Les pommes de terre : 1 kg de pommes de terre à chair ferme, charlotte, amandine ou annabelle, de calibre égal, lavées, cuites en robe dans l'eau salée, départ eau froide, 20 à 25 minutes, jusqu'à ce qu'un couteau entre sans résistance mais qu'elles ne se fendent pas ; égouttées, épluchées chaudes, tenues dans un torchon, et coupées aussitôt en rondelles de 3 mm, dans un grand saladier. La marinade, prête pendant la cuisson : 25 cl de bouillon de bœuf chaud, 1 oignon haché très fin, 5 cl de vinaigre de vin blanc, 1 cuillère à café de moutarde, 1 cuillère à café de sucre, 1 cuillère à café de sel, du poivre ; l'oignon fondu 2 minutes dans le bouillon bouillant, la marinade goûtée, elle doit être franchement acide et salée, plus qu'il ne semble raisonnable.

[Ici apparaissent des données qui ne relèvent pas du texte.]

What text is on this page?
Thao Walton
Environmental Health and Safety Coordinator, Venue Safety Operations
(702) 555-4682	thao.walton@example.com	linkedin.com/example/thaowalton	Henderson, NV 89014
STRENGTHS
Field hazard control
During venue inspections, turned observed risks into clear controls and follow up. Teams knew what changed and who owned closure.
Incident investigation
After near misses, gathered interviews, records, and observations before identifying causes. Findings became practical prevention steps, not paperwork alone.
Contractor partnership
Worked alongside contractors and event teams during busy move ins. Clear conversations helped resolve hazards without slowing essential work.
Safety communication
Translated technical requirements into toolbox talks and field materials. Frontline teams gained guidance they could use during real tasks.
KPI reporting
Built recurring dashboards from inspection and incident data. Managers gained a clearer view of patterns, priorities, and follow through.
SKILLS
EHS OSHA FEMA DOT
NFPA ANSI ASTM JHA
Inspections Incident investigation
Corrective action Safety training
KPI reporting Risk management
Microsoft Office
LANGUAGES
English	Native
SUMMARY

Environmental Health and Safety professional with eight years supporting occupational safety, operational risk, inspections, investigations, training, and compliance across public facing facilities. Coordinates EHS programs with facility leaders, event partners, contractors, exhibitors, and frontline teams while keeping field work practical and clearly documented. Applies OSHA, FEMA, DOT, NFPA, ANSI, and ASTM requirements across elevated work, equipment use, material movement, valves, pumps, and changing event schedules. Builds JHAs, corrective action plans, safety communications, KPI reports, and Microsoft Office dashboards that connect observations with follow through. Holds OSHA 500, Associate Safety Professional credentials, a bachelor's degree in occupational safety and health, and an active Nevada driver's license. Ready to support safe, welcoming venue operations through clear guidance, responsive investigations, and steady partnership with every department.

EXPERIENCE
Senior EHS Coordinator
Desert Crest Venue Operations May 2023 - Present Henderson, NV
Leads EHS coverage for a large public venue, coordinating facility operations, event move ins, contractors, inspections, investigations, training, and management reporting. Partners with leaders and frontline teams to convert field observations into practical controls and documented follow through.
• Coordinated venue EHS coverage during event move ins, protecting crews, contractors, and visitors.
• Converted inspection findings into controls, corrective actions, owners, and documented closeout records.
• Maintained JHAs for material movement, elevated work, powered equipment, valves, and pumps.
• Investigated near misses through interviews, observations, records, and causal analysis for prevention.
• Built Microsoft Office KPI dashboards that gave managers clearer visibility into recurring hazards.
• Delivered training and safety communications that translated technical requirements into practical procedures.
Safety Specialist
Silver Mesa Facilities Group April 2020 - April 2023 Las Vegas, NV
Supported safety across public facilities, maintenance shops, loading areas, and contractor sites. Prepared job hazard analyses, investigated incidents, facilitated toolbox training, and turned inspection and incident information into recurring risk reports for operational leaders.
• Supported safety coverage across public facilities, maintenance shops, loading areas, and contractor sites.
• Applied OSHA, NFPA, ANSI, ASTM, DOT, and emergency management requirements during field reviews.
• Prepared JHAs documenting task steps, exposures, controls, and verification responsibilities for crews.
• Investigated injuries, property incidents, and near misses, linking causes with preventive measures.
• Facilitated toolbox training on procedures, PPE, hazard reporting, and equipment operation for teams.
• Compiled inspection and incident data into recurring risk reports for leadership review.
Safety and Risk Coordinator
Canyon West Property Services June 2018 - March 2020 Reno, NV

L'imprégnation : la marinade chaude versée sur les rondelles chaudes, retournées délicatement avec les mains ou une cuillère, sans les casser ; le saladier couvert, 30 minutes de repos à température ambiante, retournées une fois à mi-temps ; les pommes de terre boivent le bouillon, leur amidon l'épaissit, et le fond du saladier devient une sauce onctueuse. L'huile, à la fin : 6 cuillères à soupe d'huile neutre, de colza ou de tournesol, versées et mêlées ; la salade luit, elle est schlonzig. La ciboulette, une botte ciselée, au moment de servir ; goûtée, rectifiée en vinaigre, sel, poivre.
Le service : tiède, jamais froide de réfrigérateur, avec des saucisses de veau poêlées, un schnitzel, du jambon, de la viande de tête en vinaigrette, ou seule avec du pain noir ; un plat, une cuillère, une table. Les variantes : au concombre, un demi-concombre en fines rondelles salées et pressées, mêlé à la fin, la version bavaroise d'été ; au lard, 100 g de lardons fumés dorés et leur gras à la place de la moitié de l'huile, la version de Forêt-Noire ; à la mâche, la salade tiède posée sur des feuilles de mâche, avec des lardons, le kartoffelsalat du Bade ; et la version autrichienne, Erdäpfelsalat, avec un peu d'oignon rouge cru, du bouillon de légumes et une huile de pépins de courge en filet, verte et grillée.
Les pommes de terre : à chair ferme obligatoirement, charlotte, amandine, annabelle, ratte ; une variété farineuse se défait dans le bouillon et fait de la purée. Le bouillon : un bouillon de bœuf maison ou un bon bouillon en cube dilué court ; le vinaigre : de vin blanc, ou de cidre, jamais de vinaigre balsamique, qui colore et sucre.